There is increasing coalescence around the idea that HTTP-based
Linked Data adds a tangible dimension to
the World Wide Web (Web). This
Data
Dimension grants end-users, power-users, integrators, and
developers the ability to experience the Web not solely as a
Information Space or Document
Space, but now also as a Data Space.
Here is a simple What and Why guide covering the essence of Data
Spaces.
What is a Data Space?
A Data Space is a point of presence on a network, where every
Data Object (item or entity) is given a Name (e.g., a
URI) by which it may be Referenced or
Identified.
In a Data Space, every Representation of those Data
Objects (i.e., every Object Representation) has an
Address (e.g., a URL) from which it may be Retrieved (or
"gotten").
In a Data Space, every Object Representation is a time variant
(that is, it changes over time), streamable, and format-agnostic
Resource.
An Object Representation is simply a Description of that Object.
It takes the form of a graph, pictorially constructed from sets of
3 elements which are themselves named Subject,
Predicate, and Object (or SPO); or
Entity, Attribute, and Value (or EAV).
Each Entity+Attribute+Value or
Subject+Predicate+Object set (or triple), is one datum, one
piece of data, one persisted observation about a given Subject or
Entity.
The underlying Schema that defines and constrains the
construction of Object Representations is based on Logic,
specifically First-Order Logic. Each Object Representation
is a collection of persisted observations (Data) about a
given Subject, which aid observers in materializing their
perception (Information), and ultimately comprehension
(Knowledge), of that Subject.
Why are Data Spaces important?
In the real-world -- which is networked by nature -- data is
heterogeneously (or "differently") shaped, and disparately
located.
Data has been increasing at an alarming rate since the advent of
computing; the interWeb simply provides context that makes this reality more
palpable and more exploitable, and in the process virtuously ups
the ante through increasingly exponential growth rates.

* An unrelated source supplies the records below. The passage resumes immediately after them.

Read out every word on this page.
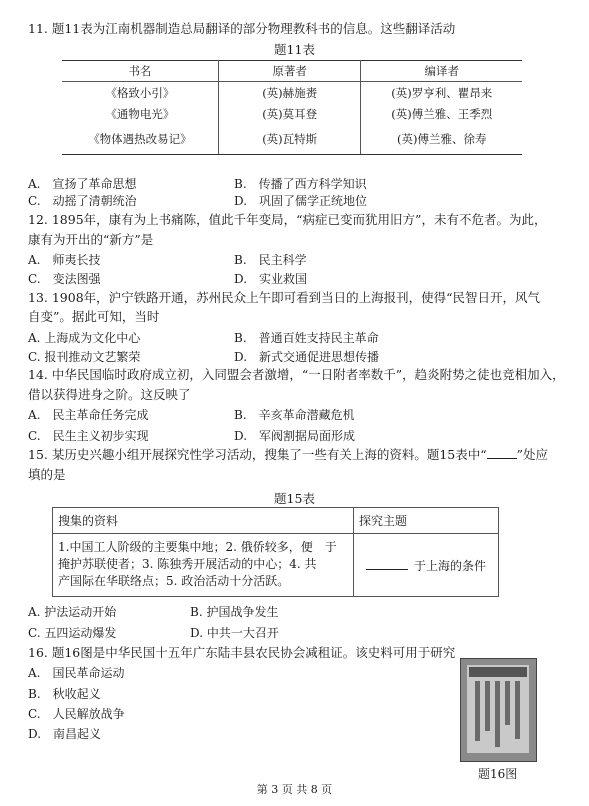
11. 题11表为江南机器制造总局翻译的部分物理教科书的信息。这些翻译活动
题11表
书名	原著者	编译者
《格致小引》	(英)赫施赉	(英)罗亨利、瞿昂来
《通物电光》	(英)莫耳登	(英)傅兰雅、王季烈
《物体遇热改易记》	(英)瓦特斯	(英)傅兰雅、徐寿
A.　宣扬了革命思想	B.　传播了西方科学知识
C.　动摇了清朝统治	D.　巩固了儒学正统地位
12. 1895年，康有为上书痛陈，值此千年变局，“病症已变而犹用旧方”，未有不危者。为此，
康有为开出的“新方”是
A.　师夷长技	B.　民主科学
C.　变法图强	D.　实业救国
13. 1908年，沪宁铁路开通，苏州民众上午即可看到当日的上海报刊，使得“民智日开，风气
自变”。据此可知，当时
A. 上海成为文化中心	B.　普通百姓支持民主革命
C. 报刊推动文艺繁荣	D.　新式交通促进思想传播
14. 中华民国临时政府成立初，入同盟会者激增，“一日附者率数千”，趋炎附势之徒也竞相加入，
借以获得进身之阶。这反映了
A.　民主革命任务完成	B.　辛亥革命潜藏危机
C.　民生主义初步实现	D.　军阀割据局面形成
15. 某历史兴趣小组开展探究性学习活动，搜集了一些有关上海的资料。题15表中“ ”处应
填的是
题15表
搜集的资料	探究主题

1.中国工人阶级的主要集中地；2. 俄侨较多，便　于
掩护苏联使者；3. 陈独秀开展活动的中心；4. 共
产国际在华联络点；5. 政治活动十分活跃。	于上海的条件
A. 护法运动开始	B. 护国战争发生
C. 五四运动爆发	D. 中共一大召开
16. 题16图是中华民国十五年广东陆丰县农民协会减租证。该史料可用于研究
A.　国民革命运动
B.　秋收起义
C.　人民解放战争
D.　南昌起义
题16图
第 3 页 共 8 页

We can't stop data heterogeneity; it is endemic to the nature of
its producers -- humans and/or human-directed machines. What we can
do, though, is create a powerful Conceptual-level "bus" or
"interface" for data integration, based on Data Description
oriented Logic rather than Data Representation oriented
Formats. Basically, it's possible for us to use a Common Logic as the basis for
expressing and blending SPO- or EAV-based Object Representations in
a variety of Formats (or "dialects").
The roadmap boils down to:
-
Assigning unambiguous Object Names to:
-
Every record (or, in table terms, every row);
-
Every record attribute (or, in table terms, every field or
column);
-
Every record relationship (that is, every relationship between
one record and another);
-
Every record container (e.g., every table or view in a
relational database, every named graph, every spreadsheet, every
text file, etc.);
-
Making each Object Name resolve to an Address through which
Create, Read, Update, and Delete ("CRUD") operations can be
performed against (can access) the associated Object
Representation graph.